Even with Friday's gains, the S&P 500 has plunged by more than 8% so far this year, with the Nasdaq and the Dow posting respective drops of about 13% and 5% over the same time period.
"A lot of what has happened this month is the market is pulling forward the expectation of the recalibration of the Fed’s balance sheet, and the bad news in terms of the growth story," Keator added. "Some of the geopolitical tensions in Eastern Europe are casting a bit of a cloud over everything as well.
"You put that together, you have a recipe for volatility."
Economic data released on Friday showed a drop in consumer spending coupled with the lowest consumer sentiment reading in a decade, and year-on-year Core PCE prices - the Federal Reserve's preferred inflation yardstick - came in at 4.9%, slightly hotter than expected.
The graphic below shows how far core PCE and other major indicators have risen above the Fed's average annual 2% target.
The Fed made it clear at the conclusion of its monetary policy meeting on Wednesday that they intend to take off their gloves and combat stubbornly persistent inflation by hiking key interest rates more aggressively than many market participants expected.
The Dow Jones Industrial Average (DJI) fell 56.84 points, or 0.17%, to 34,103.94, the S&P 500 (SPX) gained 13.91 points, or 0.32%, to 4,340.42 and the Nasdaq Composite (IXIC) added 80.66 points, or 0.6%, to 13,433.45.
Among the 11 major sectors of the S&P 500, tech stocks (S5INFT) were enjoying the largest percentage gains.
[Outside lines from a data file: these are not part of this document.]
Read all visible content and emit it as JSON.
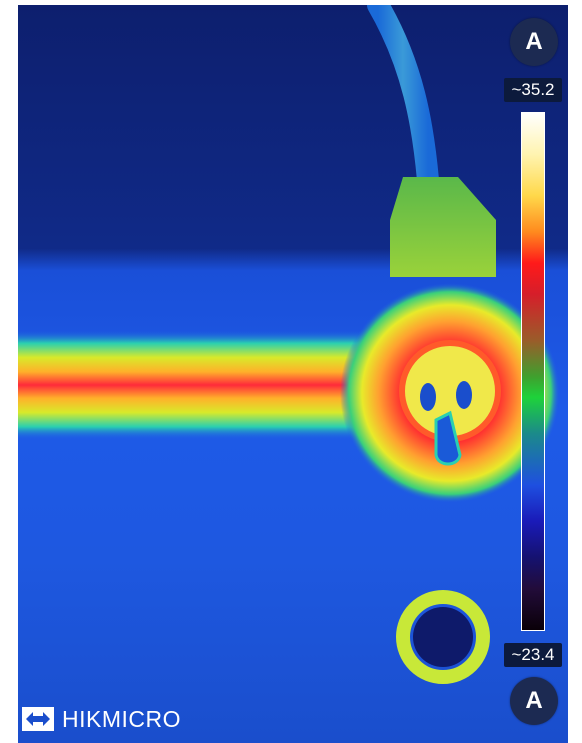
{
  "controls": {
    "auto_top_label": "A",
    "auto_bottom_label": "A"
  },
  "temperature_scale": {
    "max_label": "~35.2",
    "min_label": "~23.4",
    "palette": "ironbow-rainbow"
  },
  "brand": {
    "name": "HIKMICRO",
    "logo_icon": "hikmicro-logo-icon"
  },
  "colors": {
    "background_cold": "#0a2a8c",
    "hot": "#ff1a1a",
    "button": "#1c2a52"
  }
}
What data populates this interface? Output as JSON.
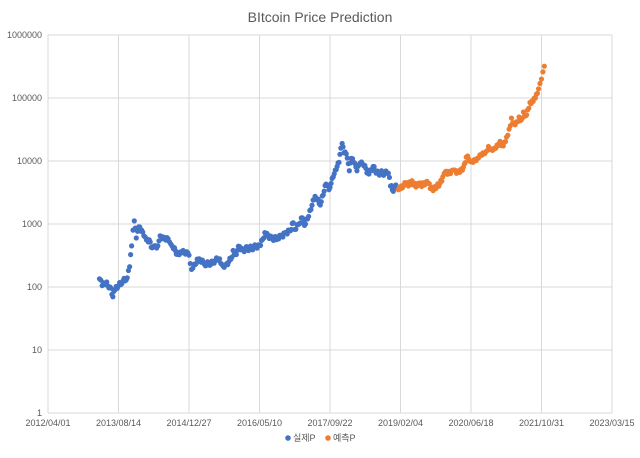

Fourth-quarter reporting season was firing on all cylinders, with 168 of the companies in the S&P 500 having reported. Of those, 77% have delivered consensus-beating results, according to Refinitiv data.
But investors have been increasingly focused on guidance, and the extent to which companies expect ongoing global supply challenges to affect their bottom line going forward.
Data storage equipment maker Western Digital (WDC) cited supply-chain headwinds after it reported lower than expected revenue and provided a disappointing forecast, sending its shares sliding 9.3%.
Caterpillar Inc (CAT) fell 6.8% following the equipment maker's warning that higher production and labor costs will pressure its profit margin.
Chevron Corp (CVX) fell 5.2% on downbeat fourth-quarter profit.
However, Apple's 4.9% jump gave the S&P 500 and the Nasdaq their biggest boost, the day after the company posted record iPhone sales in the holiday quarter.
Visa Inc (V) surged 7.8% following its quarterly earnings beat driven by increased spending on international travel and e-commerce.
Declining issues outnumbered advancing ones on the NYSE by a 1.24-to-1 ratio; on Nasdaq, a 1.17-to-1 ratio favored decliners.
The S&P 500 posted 4 new 52-week highs and 24 new lows; the Nasdaq Composite recorded 11 new highs and 717 new lows.